35-2-725. Effect of dissolution. (1) A dissolved corporation continues its corporate existence but may not carry on any activities except those appropriate to wind up and liquidate its affairs, including:
(a) preserving and protecting its assets and minimizing its liabilities;
(b) discharging or making provision for discharging its liabilities and obligations;
(c) disposing of its properties that will not be distributed in kind;
(d) returning, transferring, or conveying assets held by the corporation upon a condition requiring return, transfer, or conveyance in accordance with the condition;
(e) transferring, subject to any contractual or legal requirements, its assets as provided in or authorized by its articles of incorporation or bylaws;
(f) if the corporation is a public benefit corporation or religious corporation and provision has not been made in its articles or bylaws for distribution of assets on dissolution, transferring, subject to any contractual or legal requirement, its assets:
(i) to one or more persons described in section 501(c)(3) of the Internal Revenue Code; or
(ii) if the dissolved corporation is not described in section 501(c)(3) of the Internal Revenue Code, to one or more public benefit corporations or religious corporations;
(g) if the corporation is a mutual benefit corporation and provision has not been made in its articles or bylaws for distribution of assets on dissolution, transferring its assets to its members or, if it does not have members, to those persons whom the corporation holds itself out as benefiting or serving; and
(h) doing every other act necessary to wind up and liquidate its assets and affairs.
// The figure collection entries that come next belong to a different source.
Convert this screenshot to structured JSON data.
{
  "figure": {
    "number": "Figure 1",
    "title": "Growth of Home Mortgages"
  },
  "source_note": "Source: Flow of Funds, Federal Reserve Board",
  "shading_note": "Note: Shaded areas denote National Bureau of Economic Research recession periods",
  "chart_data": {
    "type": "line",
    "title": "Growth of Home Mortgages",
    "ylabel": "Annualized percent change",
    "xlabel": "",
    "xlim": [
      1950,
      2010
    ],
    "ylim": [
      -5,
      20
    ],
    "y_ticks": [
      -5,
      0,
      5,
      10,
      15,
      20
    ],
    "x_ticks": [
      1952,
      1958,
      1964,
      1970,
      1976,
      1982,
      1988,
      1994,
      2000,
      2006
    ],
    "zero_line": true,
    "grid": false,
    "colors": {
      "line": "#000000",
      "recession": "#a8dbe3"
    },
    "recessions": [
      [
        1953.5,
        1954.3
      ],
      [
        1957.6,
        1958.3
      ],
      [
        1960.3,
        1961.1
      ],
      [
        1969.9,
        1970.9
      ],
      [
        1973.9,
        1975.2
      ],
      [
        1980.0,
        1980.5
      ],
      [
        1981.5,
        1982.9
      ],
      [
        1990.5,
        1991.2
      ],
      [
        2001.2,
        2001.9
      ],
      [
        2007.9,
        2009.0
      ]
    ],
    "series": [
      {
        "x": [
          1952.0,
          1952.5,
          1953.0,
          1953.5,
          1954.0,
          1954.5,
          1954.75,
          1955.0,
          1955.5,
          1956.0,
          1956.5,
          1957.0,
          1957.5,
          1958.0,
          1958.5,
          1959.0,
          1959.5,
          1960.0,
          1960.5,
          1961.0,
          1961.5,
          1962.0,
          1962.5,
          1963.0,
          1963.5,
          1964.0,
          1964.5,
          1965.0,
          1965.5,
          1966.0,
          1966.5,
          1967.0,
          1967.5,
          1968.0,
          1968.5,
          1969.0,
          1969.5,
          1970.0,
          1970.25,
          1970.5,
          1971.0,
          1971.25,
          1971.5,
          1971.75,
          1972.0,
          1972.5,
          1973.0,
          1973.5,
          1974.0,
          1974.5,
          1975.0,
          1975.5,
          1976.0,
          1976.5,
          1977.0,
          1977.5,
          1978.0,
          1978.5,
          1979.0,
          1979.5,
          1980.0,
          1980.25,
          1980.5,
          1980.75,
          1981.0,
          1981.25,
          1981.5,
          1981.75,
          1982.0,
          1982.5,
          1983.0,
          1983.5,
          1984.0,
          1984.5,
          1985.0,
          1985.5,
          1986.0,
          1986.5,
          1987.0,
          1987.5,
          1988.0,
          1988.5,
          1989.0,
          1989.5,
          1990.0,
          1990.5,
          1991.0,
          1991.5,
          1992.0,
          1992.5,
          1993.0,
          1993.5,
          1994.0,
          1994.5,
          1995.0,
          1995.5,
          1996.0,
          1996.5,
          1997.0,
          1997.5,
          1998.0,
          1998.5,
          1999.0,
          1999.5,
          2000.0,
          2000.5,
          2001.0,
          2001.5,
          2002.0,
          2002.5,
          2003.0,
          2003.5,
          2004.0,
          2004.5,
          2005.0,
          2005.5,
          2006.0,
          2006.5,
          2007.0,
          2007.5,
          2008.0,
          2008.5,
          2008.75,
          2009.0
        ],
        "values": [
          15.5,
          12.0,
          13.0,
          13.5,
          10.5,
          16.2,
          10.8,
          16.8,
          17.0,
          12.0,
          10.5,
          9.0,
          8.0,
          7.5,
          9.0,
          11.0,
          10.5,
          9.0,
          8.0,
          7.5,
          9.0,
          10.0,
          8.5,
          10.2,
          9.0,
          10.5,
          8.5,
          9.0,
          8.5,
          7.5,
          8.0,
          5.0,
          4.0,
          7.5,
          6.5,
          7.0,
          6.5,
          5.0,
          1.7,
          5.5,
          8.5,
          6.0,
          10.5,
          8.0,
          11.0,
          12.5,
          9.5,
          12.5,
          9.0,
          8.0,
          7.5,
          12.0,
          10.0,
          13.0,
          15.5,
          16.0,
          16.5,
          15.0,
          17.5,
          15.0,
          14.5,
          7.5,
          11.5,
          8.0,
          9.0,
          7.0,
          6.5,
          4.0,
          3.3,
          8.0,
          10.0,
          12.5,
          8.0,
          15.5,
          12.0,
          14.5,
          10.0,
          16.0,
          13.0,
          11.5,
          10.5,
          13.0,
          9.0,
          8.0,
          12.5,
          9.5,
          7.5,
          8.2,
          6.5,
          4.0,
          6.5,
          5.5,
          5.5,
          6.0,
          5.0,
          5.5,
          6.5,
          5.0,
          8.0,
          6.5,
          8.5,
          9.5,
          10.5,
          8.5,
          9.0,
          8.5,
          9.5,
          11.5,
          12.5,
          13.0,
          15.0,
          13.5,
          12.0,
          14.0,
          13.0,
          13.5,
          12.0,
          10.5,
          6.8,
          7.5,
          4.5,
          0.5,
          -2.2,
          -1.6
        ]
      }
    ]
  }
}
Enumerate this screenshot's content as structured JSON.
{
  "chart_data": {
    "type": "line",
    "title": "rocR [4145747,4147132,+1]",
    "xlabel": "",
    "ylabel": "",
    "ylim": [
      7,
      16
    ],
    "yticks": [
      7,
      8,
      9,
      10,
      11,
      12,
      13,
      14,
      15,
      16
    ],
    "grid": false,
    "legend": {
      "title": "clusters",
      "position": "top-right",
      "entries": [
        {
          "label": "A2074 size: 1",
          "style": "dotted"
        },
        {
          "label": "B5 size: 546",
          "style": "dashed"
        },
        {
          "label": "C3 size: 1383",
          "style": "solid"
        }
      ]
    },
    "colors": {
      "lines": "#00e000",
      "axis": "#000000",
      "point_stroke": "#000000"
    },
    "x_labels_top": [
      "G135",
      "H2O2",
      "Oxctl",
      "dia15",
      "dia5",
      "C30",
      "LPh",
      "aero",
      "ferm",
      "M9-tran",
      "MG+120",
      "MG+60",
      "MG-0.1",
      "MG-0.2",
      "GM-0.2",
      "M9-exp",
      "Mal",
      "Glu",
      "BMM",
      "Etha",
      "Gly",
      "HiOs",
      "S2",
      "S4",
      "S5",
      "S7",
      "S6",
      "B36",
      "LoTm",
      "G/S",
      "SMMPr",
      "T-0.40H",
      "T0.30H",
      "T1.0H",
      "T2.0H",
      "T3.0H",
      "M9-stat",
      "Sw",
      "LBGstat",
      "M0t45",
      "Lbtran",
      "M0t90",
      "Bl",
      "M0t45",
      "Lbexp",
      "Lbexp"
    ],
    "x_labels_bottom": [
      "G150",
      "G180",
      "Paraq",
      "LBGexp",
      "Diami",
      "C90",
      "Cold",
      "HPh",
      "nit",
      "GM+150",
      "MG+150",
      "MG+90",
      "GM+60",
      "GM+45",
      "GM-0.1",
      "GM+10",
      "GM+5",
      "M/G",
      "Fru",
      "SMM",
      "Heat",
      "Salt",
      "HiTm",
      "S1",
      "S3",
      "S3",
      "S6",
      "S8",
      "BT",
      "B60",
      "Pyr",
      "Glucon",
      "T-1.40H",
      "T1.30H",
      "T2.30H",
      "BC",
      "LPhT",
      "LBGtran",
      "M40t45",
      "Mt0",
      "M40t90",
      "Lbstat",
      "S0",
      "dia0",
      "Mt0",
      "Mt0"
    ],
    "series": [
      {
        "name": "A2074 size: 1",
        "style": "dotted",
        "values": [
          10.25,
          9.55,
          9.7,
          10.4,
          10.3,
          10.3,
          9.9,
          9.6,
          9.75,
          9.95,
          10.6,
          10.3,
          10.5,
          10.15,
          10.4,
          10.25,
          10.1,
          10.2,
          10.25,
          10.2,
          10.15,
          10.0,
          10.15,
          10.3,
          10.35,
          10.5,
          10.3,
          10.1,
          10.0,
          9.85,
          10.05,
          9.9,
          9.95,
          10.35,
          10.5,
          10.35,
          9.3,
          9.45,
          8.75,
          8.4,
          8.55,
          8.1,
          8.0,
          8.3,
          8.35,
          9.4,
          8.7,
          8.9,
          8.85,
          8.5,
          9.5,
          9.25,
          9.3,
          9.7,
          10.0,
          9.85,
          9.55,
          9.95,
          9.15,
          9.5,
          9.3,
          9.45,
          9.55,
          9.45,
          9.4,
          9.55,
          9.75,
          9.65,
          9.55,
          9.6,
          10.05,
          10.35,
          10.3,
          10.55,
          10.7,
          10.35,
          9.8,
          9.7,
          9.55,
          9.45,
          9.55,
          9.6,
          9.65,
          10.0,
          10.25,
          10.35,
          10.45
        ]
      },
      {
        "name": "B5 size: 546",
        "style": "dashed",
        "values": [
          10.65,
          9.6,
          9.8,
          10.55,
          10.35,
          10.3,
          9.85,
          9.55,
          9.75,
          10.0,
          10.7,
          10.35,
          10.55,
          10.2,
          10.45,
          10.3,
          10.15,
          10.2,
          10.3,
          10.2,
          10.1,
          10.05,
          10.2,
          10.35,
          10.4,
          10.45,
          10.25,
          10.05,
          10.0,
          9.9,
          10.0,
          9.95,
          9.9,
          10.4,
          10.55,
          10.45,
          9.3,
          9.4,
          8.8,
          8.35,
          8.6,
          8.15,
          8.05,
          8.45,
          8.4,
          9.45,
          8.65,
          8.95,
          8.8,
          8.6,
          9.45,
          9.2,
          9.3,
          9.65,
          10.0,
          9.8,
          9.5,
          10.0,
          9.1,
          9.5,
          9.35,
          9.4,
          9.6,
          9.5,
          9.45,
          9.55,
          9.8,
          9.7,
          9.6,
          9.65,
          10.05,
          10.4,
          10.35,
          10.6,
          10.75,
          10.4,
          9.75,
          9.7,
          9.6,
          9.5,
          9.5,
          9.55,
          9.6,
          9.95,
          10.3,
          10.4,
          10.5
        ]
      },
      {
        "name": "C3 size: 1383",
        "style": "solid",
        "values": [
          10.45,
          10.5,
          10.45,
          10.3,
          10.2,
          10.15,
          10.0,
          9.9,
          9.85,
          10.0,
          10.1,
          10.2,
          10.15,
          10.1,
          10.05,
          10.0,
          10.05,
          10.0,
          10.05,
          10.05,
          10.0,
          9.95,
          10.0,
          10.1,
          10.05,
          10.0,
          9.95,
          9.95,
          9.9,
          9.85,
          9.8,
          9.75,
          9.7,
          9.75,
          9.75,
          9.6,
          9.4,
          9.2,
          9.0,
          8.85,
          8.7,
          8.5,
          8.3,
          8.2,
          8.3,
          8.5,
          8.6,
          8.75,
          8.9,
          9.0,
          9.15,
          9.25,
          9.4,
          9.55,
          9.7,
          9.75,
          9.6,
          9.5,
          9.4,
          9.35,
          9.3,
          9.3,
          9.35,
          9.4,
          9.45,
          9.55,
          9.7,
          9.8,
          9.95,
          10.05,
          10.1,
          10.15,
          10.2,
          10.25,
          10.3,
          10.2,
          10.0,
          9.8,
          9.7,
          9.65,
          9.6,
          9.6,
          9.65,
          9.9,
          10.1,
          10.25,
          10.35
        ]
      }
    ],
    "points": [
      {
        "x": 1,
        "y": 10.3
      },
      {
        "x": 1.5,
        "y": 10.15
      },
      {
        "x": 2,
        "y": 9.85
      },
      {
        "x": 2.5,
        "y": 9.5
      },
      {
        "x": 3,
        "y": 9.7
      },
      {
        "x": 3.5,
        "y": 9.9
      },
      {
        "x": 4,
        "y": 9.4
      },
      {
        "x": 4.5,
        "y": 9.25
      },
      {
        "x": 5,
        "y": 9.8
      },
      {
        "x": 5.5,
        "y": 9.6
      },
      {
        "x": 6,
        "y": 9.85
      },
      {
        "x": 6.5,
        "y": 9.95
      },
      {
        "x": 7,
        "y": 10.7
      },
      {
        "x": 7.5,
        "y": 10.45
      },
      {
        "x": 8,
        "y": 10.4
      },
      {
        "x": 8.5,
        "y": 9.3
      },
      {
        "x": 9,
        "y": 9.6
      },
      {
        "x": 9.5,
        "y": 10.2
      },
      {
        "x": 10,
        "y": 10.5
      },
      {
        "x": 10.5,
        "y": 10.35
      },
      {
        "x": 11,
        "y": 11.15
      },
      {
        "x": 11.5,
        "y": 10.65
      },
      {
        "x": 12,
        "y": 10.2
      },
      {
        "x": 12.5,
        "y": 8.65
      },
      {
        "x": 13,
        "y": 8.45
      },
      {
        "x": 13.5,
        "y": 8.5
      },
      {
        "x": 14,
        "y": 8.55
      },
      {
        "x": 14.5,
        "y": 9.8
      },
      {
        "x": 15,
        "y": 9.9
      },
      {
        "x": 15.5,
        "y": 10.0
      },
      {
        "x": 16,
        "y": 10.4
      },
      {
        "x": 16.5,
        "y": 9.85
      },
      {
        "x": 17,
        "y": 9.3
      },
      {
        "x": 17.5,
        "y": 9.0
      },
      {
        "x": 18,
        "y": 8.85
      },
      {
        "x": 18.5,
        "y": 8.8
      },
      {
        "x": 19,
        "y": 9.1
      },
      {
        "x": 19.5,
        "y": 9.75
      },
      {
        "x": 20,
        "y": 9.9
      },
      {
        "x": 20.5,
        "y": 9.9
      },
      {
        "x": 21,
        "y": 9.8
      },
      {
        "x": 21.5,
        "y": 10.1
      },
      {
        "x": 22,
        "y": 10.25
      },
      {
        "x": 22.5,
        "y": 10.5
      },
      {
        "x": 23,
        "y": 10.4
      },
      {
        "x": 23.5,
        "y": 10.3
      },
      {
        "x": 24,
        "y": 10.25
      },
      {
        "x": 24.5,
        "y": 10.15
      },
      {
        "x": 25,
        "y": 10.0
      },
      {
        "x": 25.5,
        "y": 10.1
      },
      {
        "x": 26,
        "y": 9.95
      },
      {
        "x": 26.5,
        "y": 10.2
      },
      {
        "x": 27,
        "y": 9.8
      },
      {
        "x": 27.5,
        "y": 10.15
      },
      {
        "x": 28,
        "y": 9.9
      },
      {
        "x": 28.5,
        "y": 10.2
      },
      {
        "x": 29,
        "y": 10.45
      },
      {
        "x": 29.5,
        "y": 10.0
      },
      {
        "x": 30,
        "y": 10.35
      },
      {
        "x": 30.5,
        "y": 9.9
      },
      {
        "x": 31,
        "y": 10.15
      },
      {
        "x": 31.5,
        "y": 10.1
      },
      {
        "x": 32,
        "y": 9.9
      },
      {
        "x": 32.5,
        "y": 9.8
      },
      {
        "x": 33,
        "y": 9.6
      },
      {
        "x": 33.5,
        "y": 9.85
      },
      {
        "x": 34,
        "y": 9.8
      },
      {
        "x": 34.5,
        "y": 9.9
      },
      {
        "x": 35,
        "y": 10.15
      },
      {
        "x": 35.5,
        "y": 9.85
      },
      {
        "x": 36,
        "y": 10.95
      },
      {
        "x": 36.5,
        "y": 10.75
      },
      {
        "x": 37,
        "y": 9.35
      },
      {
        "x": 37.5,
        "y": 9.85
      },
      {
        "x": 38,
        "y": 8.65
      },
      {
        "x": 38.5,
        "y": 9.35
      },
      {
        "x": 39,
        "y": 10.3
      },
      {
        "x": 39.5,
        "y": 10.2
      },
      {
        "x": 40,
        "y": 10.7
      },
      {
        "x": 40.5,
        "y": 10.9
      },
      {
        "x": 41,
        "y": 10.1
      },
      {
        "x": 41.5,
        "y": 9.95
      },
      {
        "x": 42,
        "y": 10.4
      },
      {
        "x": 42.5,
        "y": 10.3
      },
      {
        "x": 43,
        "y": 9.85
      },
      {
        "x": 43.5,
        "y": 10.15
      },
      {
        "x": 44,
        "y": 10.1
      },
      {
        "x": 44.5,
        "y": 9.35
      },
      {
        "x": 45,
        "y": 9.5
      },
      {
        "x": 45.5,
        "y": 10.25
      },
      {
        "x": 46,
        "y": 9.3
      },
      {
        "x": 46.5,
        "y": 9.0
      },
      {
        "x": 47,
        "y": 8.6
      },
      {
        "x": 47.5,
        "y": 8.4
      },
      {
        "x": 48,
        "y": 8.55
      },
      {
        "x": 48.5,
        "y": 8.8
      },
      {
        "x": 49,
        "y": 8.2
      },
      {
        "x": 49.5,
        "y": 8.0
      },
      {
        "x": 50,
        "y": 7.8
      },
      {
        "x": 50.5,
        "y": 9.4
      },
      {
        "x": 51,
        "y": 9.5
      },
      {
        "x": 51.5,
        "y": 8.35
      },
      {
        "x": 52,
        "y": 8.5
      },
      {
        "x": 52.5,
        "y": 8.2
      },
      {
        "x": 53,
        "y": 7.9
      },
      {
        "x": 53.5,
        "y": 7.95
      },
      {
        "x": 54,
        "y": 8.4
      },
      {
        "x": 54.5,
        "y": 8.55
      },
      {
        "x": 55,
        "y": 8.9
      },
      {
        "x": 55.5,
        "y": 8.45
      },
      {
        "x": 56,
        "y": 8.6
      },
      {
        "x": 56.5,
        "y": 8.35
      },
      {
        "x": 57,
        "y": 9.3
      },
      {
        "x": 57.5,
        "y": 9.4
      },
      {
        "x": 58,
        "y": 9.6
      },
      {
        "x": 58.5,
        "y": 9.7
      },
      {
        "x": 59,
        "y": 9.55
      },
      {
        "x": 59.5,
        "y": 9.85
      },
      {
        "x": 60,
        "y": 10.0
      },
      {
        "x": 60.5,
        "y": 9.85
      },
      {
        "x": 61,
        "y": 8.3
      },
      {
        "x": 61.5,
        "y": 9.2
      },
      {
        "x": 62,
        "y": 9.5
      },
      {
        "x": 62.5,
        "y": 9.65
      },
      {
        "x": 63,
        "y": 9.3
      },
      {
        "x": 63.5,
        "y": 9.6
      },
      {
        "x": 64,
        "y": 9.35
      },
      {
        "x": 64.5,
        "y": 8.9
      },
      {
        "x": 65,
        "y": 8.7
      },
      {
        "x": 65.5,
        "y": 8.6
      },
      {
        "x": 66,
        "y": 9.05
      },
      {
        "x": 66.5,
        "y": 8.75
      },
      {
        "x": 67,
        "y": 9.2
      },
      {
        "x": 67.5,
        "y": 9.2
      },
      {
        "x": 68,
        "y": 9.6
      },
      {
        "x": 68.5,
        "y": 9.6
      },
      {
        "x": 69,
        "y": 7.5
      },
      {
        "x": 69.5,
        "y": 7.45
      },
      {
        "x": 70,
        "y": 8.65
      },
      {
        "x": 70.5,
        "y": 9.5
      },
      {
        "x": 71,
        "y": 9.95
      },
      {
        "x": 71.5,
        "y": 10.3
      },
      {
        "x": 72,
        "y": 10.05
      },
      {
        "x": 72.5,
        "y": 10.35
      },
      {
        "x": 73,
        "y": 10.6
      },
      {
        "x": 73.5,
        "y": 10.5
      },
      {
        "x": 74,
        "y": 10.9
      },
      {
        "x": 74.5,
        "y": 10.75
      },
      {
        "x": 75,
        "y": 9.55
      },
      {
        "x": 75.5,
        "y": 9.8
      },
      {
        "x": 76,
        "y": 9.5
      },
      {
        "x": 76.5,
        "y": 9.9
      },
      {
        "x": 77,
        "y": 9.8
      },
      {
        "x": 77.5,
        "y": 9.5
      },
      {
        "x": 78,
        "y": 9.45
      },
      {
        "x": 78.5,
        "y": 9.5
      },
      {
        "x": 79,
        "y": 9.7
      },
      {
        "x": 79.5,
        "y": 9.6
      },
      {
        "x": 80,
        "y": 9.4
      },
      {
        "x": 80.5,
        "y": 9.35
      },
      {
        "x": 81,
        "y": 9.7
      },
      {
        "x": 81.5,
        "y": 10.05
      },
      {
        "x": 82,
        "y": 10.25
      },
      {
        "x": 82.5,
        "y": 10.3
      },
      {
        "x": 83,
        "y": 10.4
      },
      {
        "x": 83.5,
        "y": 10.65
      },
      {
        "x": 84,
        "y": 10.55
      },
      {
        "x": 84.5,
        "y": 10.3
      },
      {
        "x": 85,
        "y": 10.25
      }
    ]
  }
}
(2) Dissolution of a corporation does not:
(a) transfer title to the corporation's property;
(b) subject its directors or officers to standards of conduct different from those prescribed in part 4 of this chapter;
(c) change quorum or voting requirements for its board or members; change provisions for selection, resignation, or removal of its directors or officers, or both; or change provisions for amending its bylaws;
(d) prevent commencement of a proceeding by or against the corporation in its corporate name;
(e) abate or suspend a proceeding pending by or against the corporation on the effective date of dissolution; or
(f) terminate the authority of the registered agent.
History: En. Sec. 139, Ch. 411, L. 1991.